I wouldn't want to misparaphrase him, but I think my notes are accurate.

------
noonespecial
22:20

"The other thing to note is that there is a confusion that people have,
because the books and the press kind of work this way; We think about 'an
idea'. We think about ideas for movies, ideas for products, and its usually
thought of as some singular thing. The reality is these successful movies and
these successful products have got thousands of ideas. There's all sorts of
things necessary to make it and be successful and you have to get _most_ of
them right."

Pure gold.

------
akamaka
Wow, this is great, thanks for posting!

The 1980s were a fascinating time in computer graphics, and there are few
people who are better qualified to talk about it. Ed Catmull practically
embodies the history of the field, starting out at the University of Utah,
moving to commercial work and struggling for years before finally achieving
the ultimate success at Pixar.

I also find him to be an excellent role model, as someone who worked over many
years to achieve a real and lasting impact, very much different from some the
lucky entrepreneurs of the last decade who receive so much undeserved praise.

------
10ren
This guy is so cool. He's like world class, a pioneer, a revolutionary. And
yet he's talking about all this stuff as if he was digging ditches... that
he's really into. He cares about it for its own sake.

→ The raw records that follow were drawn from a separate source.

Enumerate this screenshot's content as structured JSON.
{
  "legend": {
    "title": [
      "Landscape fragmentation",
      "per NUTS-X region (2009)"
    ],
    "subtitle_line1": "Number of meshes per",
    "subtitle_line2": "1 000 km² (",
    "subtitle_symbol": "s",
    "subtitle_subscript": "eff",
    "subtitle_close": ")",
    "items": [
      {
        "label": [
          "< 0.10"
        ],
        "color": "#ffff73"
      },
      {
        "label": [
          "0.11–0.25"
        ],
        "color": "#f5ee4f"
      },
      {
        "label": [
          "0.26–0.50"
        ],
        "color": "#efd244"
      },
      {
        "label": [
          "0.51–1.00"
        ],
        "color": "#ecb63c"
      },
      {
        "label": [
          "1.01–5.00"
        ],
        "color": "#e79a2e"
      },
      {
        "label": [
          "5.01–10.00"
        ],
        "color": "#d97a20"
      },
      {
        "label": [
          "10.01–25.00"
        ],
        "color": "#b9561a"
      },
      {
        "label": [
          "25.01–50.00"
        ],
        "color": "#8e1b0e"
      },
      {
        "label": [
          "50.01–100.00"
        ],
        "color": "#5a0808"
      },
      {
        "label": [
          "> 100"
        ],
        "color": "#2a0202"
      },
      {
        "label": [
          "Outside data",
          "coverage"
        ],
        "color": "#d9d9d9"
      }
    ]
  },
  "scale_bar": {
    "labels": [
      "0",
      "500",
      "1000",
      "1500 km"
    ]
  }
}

The way he describes that story-teller brain-trust at the start (trust,
necessarily honest) I think also describes him.

------
10ren
"make mistakes and learn from them".

So obvious, well-known and true... but it has a certain reassuring omph when
someone at the absolute top of their field says it, with examples from their
experience.

It doesn't need to be right the first time. In fact, it _can't_ be right the
first time, because there's things that you don't know - and can't know - til
you make those mistakes. He said they're "failures, but that's not quite the
right word". Another word is "experiment", but that doesn't capture how much
these mistakes hurt. They are real.